In a Chronicle story Monday, Columbia County commissioners said things like this: "I'm hoping that we're going to have enough growth in our (tax) digest to offset the expenses that are coming our way'' (Diane Ford); and, if consolidation doesn't pass, a millage-rate hike might be necessary (Steve Brown); and, finding the money for projects the county needs, without consolidation, would be "gut-wrenching" (Tommy Mercer).
What's really "gut-wrenching"? Taxpayers seeing their taxes climb each year as the county's property values rise. Sure, such an increase in value means a Columbia County home is a good, solid investment; the higher tax bill that results is an acceptable price to pay for that investment. But the only way to cash in is to sell out, and many people have no intention of selling their home any time soon.
For these folks, especially, it is unthinkable for commissioners to suggest that the rising demands of operating the county are such that we can't survive without squeezing even more money out of the taxpayers.
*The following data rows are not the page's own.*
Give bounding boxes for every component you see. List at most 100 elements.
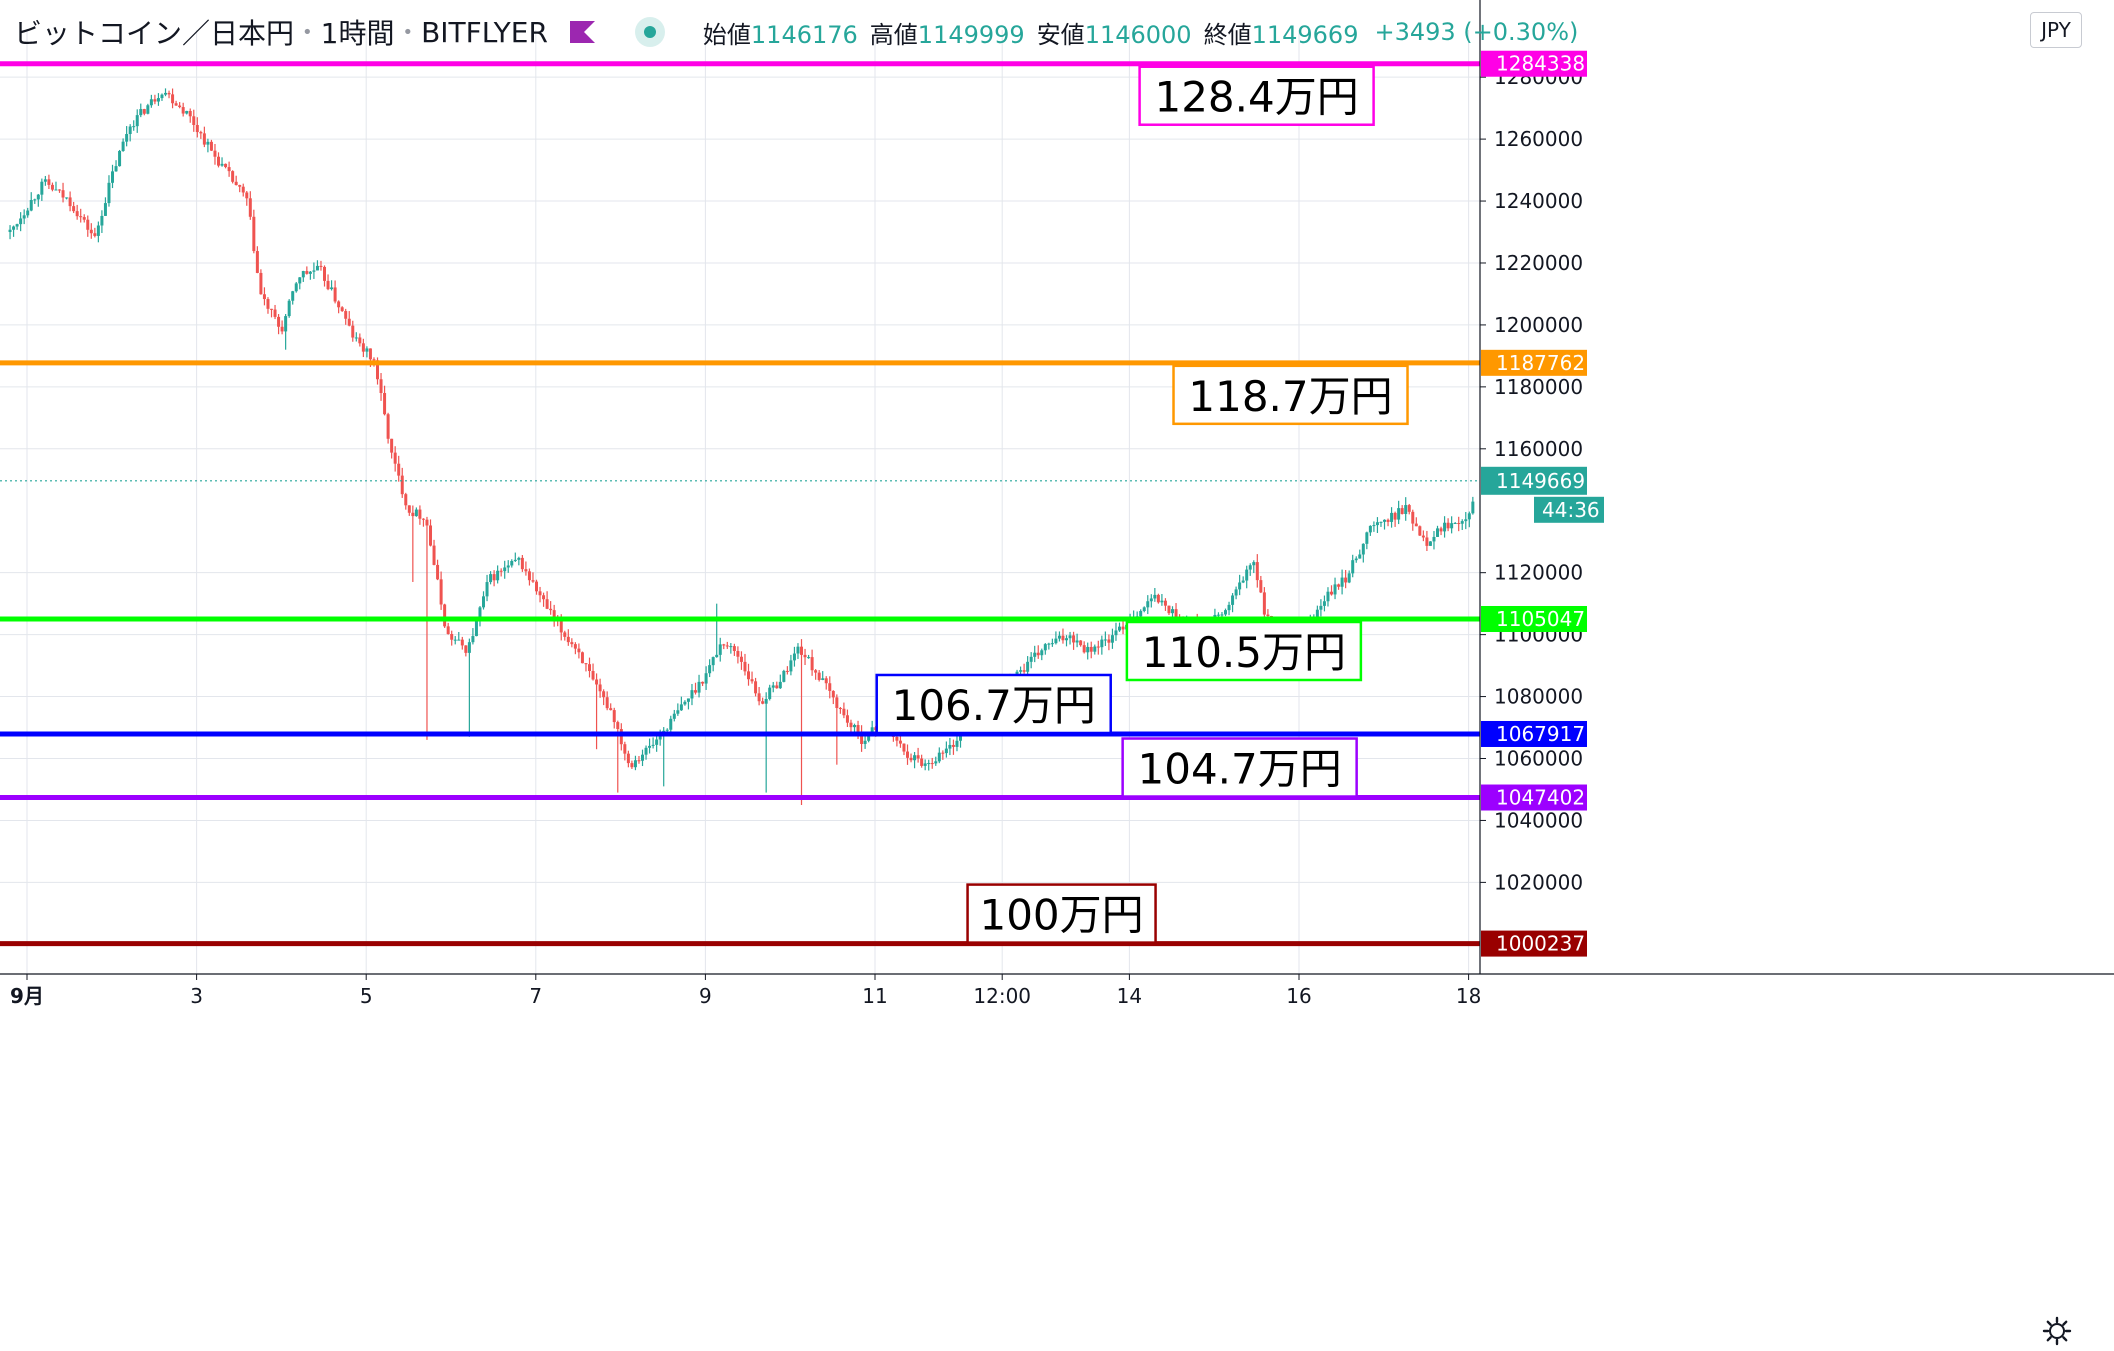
candle	[330, 280, 334, 291]
y-tick-label: 1040000	[1494, 808, 1583, 832]
level-box[interactable]	[1138, 65, 1375, 126]
candle	[206, 138, 210, 153]
candle-body	[89, 229, 93, 234]
candle-body	[418, 509, 422, 519]
candle	[185, 110, 189, 115]
candle-body	[736, 650, 740, 657]
candle	[255, 246, 259, 274]
candle	[277, 314, 281, 335]
x-tick-label[interactable]: 11	[862, 984, 887, 1008]
candle-body	[301, 271, 305, 278]
symbol-name[interactable]: ビットコイン／日本円	[14, 17, 295, 50]
candle	[948, 737, 952, 756]
candle	[683, 700, 687, 706]
x-tick-label[interactable]: 18	[1456, 984, 1481, 1008]
candle	[315, 260, 319, 271]
candle-body	[457, 639, 461, 641]
x-tick-label[interactable]: 5	[360, 984, 373, 1008]
level-box[interactable]	[1172, 364, 1409, 426]
candle	[916, 747, 920, 763]
candle-body	[1333, 584, 1337, 595]
candle-body	[1146, 601, 1150, 608]
candle	[75, 204, 79, 220]
candle	[718, 637, 722, 662]
x-tick-label[interactable]: 3	[190, 984, 203, 1008]
price-axis[interactable]: 1020000104000010600001080000110000011200…	[1479, 0, 2114, 1351]
candle-body	[231, 171, 235, 182]
candle	[1234, 586, 1238, 600]
candle	[118, 149, 122, 167]
candle-body	[1397, 508, 1401, 520]
flag-icon[interactable]	[569, 21, 595, 43]
level-axis-label: 1105047	[1496, 607, 1585, 631]
candle-body	[835, 697, 839, 709]
candle-body	[584, 663, 588, 665]
candle	[1326, 587, 1330, 607]
x-tick-label[interactable]: 16	[1286, 984, 1311, 1008]
candle-body	[446, 626, 450, 635]
candle	[612, 707, 616, 729]
candle	[1411, 509, 1415, 531]
x-tick-label[interactable]: 7	[529, 984, 542, 1008]
candle-body	[648, 745, 652, 748]
candle	[1061, 628, 1065, 644]
candle	[86, 215, 90, 237]
ohlc-low: 安値1146000	[1036, 20, 1192, 49]
candle-body	[439, 579, 443, 605]
level-box[interactable]	[1125, 620, 1363, 682]
candle	[1153, 588, 1157, 602]
candle	[1022, 663, 1026, 674]
level-box[interactable]	[966, 883, 1157, 944]
candle	[407, 505, 411, 516]
candle-body	[1082, 645, 1086, 653]
candle-body	[485, 582, 489, 597]
level-box[interactable]	[1121, 737, 1358, 798]
candle-body	[535, 581, 539, 592]
candle-body	[238, 185, 242, 187]
candle	[1432, 531, 1436, 550]
candle	[1443, 516, 1447, 538]
candle-body	[708, 665, 712, 674]
gear-icon[interactable]	[2042, 1316, 2072, 1346]
level-box[interactable]	[875, 673, 1112, 735]
candle-body	[1227, 604, 1231, 611]
candle-body	[167, 92, 171, 95]
time-axis[interactable]: 9月 3 5 7 9 11 12:00 14 16 18	[0, 973, 2114, 1008]
candle	[690, 683, 694, 706]
candle	[1453, 522, 1457, 525]
candle-body	[715, 654, 719, 658]
candle	[711, 656, 715, 672]
candle	[337, 300, 341, 314]
candle	[701, 681, 705, 687]
candle	[217, 152, 221, 168]
candle	[616, 720, 620, 793]
candle-body	[149, 99, 153, 106]
candle	[672, 709, 676, 722]
candle	[644, 745, 648, 760]
y-tick-label: 1220000	[1494, 251, 1583, 275]
currency-button[interactable]: JPY	[2030, 12, 2082, 48]
candle-body	[217, 156, 221, 166]
candle	[432, 539, 436, 566]
candle-body	[107, 182, 111, 204]
candle	[1054, 631, 1058, 645]
horizontal-levels[interactable]: 128.4万円 118.7万円 110.5万円 106.7万円 104.7万円 100万円	[0, 61, 1480, 947]
candle	[1322, 595, 1326, 612]
candle	[1457, 516, 1461, 532]
x-tick-label[interactable]: 9月	[10, 984, 44, 1008]
candle-body	[58, 189, 62, 191]
x-tick-label[interactable]: 14	[1117, 984, 1142, 1008]
candle	[390, 438, 394, 459]
x-tick-label[interactable]: 12:00	[973, 984, 1031, 1008]
interval-label[interactable]: 1時間	[320, 17, 395, 50]
candle	[1245, 565, 1249, 589]
x-tick-label[interactable]: 9	[699, 984, 712, 1008]
candle	[65, 197, 69, 200]
candle	[153, 94, 157, 105]
candle-body	[679, 704, 683, 711]
candle	[704, 666, 708, 690]
candle-body	[503, 567, 507, 572]
candle-body	[513, 559, 517, 561]
candle-body	[326, 280, 330, 290]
Those taxpayers rightly ask: What happened to the money from the stormwater utility fee? What about the new fire tax? And why hasn't the county imposed impact fees on developers?
Taxpayers have had enough. Columbia County's growth is good, but it shouldn't come at the expense of the county's current residents; growth should pay its own way.
Before the words "tax increase" ever move from the lips of a single public official, the commissioners must be ready to explain why they haven't done more to prevent the benefits of growth from becoming a burden on everyone who's already here.